Whose side do you think they’re on?

While I am grateful that there are still so many people who are trying their best to fight within the system and change it, the fact is that being within that system in the first place means you’ve already lost.

Disclaimer: this is not some call to throw in the collective’s towel and give up.

Rather, it is a call to concentrate our forces.

A military tactic that is almost as old as the concept of warfare is ‘the oblique order.’ It refers to the targeted use of the majority of an attacking army’s strength.
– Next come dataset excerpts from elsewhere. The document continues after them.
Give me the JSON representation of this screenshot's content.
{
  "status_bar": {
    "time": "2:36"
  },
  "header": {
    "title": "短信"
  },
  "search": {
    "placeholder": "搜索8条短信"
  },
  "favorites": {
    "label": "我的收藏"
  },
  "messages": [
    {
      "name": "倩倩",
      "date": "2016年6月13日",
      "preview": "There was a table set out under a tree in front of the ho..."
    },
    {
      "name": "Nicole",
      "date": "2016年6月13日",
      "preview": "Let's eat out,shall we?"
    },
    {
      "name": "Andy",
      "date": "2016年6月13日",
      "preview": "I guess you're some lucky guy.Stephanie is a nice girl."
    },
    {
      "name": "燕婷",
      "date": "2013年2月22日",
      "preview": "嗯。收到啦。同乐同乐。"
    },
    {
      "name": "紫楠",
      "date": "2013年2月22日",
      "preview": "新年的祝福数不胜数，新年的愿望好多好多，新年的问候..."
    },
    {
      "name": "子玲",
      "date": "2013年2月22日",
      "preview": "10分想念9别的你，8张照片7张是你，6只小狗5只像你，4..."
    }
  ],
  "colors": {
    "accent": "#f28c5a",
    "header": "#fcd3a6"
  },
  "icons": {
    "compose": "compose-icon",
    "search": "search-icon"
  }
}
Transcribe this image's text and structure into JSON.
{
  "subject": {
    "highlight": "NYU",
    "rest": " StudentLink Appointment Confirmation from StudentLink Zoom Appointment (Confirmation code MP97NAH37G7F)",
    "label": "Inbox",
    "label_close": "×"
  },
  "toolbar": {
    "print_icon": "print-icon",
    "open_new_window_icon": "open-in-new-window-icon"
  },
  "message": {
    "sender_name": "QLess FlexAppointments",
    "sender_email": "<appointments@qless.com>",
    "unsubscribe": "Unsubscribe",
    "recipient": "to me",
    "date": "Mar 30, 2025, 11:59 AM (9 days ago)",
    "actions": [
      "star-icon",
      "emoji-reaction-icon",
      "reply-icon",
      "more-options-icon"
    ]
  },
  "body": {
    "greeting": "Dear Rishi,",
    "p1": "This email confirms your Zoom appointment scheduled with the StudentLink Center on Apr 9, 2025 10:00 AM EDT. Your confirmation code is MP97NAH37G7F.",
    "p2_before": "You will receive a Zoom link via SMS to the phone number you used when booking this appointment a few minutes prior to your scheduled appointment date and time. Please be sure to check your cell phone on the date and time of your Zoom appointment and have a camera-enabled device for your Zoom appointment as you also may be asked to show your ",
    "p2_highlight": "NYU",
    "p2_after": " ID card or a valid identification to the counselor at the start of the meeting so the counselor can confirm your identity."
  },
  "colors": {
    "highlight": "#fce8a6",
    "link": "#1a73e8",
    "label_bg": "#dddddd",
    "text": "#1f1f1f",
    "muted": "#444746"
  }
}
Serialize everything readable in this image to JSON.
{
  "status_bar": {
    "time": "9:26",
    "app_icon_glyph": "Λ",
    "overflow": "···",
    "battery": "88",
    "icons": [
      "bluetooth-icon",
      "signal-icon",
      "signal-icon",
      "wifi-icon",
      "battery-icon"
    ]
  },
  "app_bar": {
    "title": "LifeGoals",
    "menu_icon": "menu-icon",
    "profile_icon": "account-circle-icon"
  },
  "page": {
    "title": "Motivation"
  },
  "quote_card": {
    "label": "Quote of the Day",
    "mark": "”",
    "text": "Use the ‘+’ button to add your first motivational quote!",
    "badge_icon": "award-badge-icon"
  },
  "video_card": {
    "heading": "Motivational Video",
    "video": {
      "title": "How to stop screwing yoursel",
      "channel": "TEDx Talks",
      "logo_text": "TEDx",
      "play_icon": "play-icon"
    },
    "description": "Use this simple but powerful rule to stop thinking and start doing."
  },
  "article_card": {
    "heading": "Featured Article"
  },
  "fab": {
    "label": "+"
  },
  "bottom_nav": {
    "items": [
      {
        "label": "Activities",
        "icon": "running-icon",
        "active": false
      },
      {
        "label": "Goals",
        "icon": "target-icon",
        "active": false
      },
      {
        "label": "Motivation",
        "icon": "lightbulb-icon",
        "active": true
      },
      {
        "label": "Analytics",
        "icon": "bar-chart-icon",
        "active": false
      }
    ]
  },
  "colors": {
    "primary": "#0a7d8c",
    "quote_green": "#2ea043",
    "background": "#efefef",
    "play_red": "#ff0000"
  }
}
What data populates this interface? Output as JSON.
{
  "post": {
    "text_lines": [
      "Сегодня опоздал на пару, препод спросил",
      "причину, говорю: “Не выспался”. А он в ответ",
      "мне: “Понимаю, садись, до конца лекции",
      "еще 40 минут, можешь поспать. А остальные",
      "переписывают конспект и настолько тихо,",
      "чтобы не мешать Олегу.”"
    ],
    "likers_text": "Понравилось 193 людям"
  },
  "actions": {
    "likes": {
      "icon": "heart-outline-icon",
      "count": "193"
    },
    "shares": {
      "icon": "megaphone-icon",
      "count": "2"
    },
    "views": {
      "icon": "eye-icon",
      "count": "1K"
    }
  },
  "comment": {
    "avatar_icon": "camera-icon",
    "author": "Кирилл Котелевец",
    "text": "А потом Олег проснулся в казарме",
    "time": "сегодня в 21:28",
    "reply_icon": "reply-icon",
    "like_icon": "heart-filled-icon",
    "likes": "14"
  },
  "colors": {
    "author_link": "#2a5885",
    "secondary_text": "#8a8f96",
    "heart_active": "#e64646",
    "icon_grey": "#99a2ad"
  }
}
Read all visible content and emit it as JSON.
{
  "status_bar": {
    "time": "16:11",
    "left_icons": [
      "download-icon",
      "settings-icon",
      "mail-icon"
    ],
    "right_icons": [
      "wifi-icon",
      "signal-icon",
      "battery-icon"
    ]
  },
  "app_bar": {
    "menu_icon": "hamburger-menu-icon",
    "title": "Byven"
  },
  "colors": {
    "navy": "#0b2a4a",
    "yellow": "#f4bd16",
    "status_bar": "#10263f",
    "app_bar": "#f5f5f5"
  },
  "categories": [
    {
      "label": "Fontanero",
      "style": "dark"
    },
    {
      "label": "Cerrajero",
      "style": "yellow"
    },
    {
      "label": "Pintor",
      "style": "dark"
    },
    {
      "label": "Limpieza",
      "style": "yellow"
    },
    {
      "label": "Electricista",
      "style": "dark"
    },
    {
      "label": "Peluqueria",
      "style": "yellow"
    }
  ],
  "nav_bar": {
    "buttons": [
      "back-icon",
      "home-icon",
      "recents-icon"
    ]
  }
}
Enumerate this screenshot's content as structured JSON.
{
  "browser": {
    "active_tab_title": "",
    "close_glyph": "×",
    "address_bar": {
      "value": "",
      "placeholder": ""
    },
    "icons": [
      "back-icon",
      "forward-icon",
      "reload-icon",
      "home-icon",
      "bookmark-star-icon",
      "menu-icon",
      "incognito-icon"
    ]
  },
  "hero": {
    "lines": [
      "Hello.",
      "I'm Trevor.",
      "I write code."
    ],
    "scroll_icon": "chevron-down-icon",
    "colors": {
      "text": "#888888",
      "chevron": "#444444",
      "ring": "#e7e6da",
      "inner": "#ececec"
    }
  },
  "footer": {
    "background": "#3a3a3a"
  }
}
The Wiki entry adds: “this allows a commander with weaker or equal forces to achieve a local superiority in numbers.”

This concept can be put to use in the eternal standoff between activists and big business.

There is no question that in this case, big business and politics have hoarded most of the firepower to themselves. In this equation, we are the weaker force. The way our objections are studiously ignored by the authorities proves that it is largely useless to appeal to good sense or due process.

Instead, what we should be doing is finding weak spots and applying pressure accordingly. Rather than misusing our very limited resources on big, broad campaigns which are held back by a corrupt process that is skewed against them, we can choose to focus on enlarging the tent.

Real public pressure can only be created by a disciplined group of organisations that moves and breathes like a political party without functioning like one – a chimera of citizen assemblies whose mere word becomes powerful by virtue of its sheer strength in numbers.

That is the kind of force that can dictate what it wants to any government that becomes corrupt enough to forget who’s really in charge. With a concentration of that kind of force, one can hold a general election hostage. A company’s business can be disrupted for weeks on end if enough people can show up to obstruct it.

If we want to stop getting steamrolled by the worst people on the planet, we need to start gathering the best among us to fight back in unison.

Pitching the tent on a battlefield that suits the enemy is just a long-winded way to arrive at one’s own slaughter.